What do we know about COVID-19 OMICRON Variant?

What do we know about COVID-19 OMICRON Variant?

With the emergence of Omicron variant, uncertainty seems only certain at this point of time. However, with the proactive approach of searcher and scientists across the globe and World Health Organisation (WHO), some sort of conclusion is appearing. On 26 November 2021, WHO designated the variant B.1.1.529 a variant of concern (VOC).

The variant has been named Omicron. Among the Omicron variants, there are 26-32 mutations in the spike protein, some of which are concerning and may be linked with immune evasion ability and higher transmissibility. Human infections with this variant have been reported in 63 countries across all six WHO regions as of 9 December 2021.

World Health Organisation (WHO) considers that threat posed by Omicron largely depends on three key questions, including: (1) how transmissible the variant is; (2) how well vaccines and prior infection protect against infection, transmission, clinical disease and death; and (3) how virulent the variant is compared to other variants.

On 5th December, Ministry of Health, Singapore shared information related to vaccine efficacy and transmissibility.

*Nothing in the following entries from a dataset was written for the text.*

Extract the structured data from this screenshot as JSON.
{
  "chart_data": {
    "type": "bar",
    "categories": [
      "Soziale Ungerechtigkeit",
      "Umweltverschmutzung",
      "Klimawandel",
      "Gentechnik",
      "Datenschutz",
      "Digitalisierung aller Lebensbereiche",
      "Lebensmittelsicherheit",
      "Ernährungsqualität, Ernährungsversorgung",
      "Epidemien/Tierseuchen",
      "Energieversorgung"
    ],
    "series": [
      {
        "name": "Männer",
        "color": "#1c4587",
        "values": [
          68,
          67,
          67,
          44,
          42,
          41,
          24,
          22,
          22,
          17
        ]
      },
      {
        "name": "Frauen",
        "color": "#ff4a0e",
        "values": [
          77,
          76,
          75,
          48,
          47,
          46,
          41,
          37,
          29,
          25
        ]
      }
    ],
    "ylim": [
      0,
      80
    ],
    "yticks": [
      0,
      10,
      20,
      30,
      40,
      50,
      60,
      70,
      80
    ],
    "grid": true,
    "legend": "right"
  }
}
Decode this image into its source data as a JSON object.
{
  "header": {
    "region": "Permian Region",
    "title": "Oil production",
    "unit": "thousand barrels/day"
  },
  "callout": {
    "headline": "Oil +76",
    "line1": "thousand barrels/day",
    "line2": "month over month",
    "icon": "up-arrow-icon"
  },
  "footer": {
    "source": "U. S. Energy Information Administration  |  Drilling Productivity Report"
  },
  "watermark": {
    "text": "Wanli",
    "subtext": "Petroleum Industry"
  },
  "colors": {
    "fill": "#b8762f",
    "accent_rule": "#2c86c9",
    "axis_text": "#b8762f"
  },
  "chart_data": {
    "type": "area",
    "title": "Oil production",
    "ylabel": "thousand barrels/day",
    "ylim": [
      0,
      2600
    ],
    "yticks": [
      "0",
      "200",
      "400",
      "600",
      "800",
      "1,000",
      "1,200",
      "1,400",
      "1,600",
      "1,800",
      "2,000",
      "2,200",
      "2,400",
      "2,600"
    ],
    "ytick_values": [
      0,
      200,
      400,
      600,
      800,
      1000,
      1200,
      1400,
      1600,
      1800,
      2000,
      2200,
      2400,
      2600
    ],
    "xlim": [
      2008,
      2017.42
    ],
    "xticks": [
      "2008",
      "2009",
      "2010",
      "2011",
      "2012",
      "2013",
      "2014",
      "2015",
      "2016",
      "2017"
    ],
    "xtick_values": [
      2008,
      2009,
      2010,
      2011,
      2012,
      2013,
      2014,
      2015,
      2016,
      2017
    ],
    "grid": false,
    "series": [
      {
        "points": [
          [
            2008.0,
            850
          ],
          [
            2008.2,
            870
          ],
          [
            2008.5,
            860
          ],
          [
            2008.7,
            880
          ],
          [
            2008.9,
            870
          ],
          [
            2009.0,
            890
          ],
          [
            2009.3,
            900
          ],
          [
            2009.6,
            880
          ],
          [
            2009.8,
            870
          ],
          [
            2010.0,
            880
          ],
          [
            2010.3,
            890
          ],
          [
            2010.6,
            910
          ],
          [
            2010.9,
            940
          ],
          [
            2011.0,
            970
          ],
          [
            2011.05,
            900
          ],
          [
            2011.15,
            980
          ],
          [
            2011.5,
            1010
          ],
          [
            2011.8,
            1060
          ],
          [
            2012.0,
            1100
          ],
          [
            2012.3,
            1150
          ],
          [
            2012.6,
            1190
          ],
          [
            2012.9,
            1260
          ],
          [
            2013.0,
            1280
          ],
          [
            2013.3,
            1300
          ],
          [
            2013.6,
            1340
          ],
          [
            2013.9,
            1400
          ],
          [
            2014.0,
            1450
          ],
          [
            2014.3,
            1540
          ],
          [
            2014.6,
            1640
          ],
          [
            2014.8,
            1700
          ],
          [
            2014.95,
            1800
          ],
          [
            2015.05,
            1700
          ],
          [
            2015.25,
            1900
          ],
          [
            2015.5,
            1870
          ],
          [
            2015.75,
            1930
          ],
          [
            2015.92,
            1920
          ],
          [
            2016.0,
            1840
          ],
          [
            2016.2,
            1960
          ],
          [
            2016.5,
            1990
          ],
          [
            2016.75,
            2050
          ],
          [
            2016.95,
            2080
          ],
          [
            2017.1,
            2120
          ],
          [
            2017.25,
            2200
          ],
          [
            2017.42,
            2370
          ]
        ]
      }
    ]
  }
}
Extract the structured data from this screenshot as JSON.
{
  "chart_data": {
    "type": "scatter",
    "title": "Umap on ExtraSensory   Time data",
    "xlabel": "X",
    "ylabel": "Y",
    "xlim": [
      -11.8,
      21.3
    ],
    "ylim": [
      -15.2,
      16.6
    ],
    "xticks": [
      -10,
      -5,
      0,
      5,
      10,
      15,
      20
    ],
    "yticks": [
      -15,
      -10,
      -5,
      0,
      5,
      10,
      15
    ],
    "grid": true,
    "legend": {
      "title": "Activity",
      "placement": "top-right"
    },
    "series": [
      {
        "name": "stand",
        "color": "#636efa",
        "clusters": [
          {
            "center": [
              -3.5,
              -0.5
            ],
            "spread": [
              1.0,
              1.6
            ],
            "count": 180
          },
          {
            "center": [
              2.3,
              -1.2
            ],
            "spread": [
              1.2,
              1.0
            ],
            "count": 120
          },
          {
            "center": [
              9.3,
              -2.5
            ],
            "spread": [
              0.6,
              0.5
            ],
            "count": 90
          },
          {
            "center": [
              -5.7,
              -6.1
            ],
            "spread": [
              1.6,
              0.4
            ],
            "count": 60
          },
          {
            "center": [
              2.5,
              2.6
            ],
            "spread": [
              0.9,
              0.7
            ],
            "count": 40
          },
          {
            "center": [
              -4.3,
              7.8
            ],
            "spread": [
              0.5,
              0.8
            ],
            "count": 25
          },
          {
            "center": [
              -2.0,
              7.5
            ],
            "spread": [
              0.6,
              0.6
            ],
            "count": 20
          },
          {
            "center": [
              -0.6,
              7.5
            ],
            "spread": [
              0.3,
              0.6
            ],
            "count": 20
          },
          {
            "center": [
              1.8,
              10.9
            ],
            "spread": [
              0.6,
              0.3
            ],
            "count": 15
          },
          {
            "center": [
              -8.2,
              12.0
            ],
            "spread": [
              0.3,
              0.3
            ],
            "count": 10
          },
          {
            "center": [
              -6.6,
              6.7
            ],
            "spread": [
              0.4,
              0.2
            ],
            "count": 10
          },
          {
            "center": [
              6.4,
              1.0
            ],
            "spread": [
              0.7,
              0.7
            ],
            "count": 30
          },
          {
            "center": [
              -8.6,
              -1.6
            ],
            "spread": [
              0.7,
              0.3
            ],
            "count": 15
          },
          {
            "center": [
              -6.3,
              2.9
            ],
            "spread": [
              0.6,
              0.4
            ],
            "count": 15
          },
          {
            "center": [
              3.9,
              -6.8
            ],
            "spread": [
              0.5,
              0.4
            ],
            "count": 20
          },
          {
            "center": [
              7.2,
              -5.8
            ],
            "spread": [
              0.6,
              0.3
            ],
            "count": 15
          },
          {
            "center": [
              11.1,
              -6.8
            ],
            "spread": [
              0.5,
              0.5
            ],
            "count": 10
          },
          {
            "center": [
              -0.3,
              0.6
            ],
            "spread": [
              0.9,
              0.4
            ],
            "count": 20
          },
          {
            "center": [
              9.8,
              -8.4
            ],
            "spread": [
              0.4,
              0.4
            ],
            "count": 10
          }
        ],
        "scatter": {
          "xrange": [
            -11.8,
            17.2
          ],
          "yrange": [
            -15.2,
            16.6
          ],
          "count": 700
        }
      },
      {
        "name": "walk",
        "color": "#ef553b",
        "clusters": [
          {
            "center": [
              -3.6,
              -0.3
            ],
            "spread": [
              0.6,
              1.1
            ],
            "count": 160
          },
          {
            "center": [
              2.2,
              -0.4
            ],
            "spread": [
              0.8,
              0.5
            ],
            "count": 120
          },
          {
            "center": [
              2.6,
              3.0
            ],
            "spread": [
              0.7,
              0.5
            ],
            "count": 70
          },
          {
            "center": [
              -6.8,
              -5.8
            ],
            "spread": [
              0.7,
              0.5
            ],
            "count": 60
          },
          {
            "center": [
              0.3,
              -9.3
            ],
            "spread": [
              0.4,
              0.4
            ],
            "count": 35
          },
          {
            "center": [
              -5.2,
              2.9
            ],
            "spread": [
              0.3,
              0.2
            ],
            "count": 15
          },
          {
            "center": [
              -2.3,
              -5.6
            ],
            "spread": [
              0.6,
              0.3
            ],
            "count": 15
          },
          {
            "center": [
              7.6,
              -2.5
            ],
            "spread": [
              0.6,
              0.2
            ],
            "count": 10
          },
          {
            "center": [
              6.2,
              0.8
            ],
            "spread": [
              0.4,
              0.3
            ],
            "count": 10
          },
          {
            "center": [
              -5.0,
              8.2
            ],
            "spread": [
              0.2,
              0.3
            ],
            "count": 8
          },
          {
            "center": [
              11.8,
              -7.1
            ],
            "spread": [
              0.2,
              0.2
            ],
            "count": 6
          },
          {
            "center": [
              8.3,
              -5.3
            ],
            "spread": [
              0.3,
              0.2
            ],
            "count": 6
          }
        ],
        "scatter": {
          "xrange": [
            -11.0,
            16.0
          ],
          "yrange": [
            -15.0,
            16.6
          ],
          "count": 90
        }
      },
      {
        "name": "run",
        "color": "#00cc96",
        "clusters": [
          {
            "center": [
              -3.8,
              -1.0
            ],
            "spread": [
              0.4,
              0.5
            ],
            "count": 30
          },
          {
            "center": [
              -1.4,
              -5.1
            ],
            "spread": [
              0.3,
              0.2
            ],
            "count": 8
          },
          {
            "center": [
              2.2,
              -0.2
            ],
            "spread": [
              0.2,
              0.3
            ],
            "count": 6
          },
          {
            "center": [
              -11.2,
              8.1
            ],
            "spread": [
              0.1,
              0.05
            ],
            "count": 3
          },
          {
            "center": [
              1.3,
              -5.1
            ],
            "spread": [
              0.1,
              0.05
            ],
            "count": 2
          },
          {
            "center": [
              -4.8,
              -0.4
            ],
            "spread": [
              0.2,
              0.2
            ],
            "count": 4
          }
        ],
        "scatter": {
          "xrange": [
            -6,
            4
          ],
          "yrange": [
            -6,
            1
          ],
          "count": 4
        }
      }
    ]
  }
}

How transmissible is OMICRON Variant?

WHO observes that Omicron seems to be growing faster than Delta. In South Africa where Delta circulation was low, it spreads faster than the Delta variant, but it also seems to spread faster in other countries with high Delta incidence, like the UK. Whether Omicron’s observed rapid growth rate in countries with high levels of population immunity is related to immune evasion, intrinsic increased transmissibility, or a combination of both remains uncertain. However, based on the data we have right now, Omicron is more likely to outpace the Delta variant.

On 5th December, Ministry of Health, Singapore reported the variant may have increased transmissibility.

Are vaccines effective against OMICRON Variant?

To date, there are no peer-reviewed studies on Omicron’s efficacy or effectiveness. Based on preliminary evidence and the dramatically altered antigenic profile of Omicron spike protein, there may be a reduction in vaccine effectiveness against infection and transmission of Omicron. There is some preliminary evidence that reinfections are increasing in South Africa, and it may be due to humoral (antibody-mediated) immune evasion. In addition, preliminary evidence from a few studies of limited sample size has shown that sera obtained from vaccinated and previously infected individuals had lower neutralization activity (the size of the reduction ranges considerably) than with any other circulating VOCs of SARS-CoV-2 and the ancestral strain.

Are existing testing methodologies detecting OMICRON Variant?

Omicron doesn’t seem to affect the diagnostic accuracy of routine PCR and antigen-based rapid diagnostic tests (Ag-RDTs). Most Omicron variant sequences reported include a deletion in the S gene, causing some S gene targeting PCR assays to appear negative. Although some publicly shared sequences lack this deletion, this remains a minority of currently available sequences, and S gene target failure (SGTF) can therefore be used as a useful proxy marker of Omicron, for surveillance purposes. However, confirmation should be obtained by sequencing, as this deletion can also be found in other VOCs (e.g., Alpha and subsets of Gamma and Delta.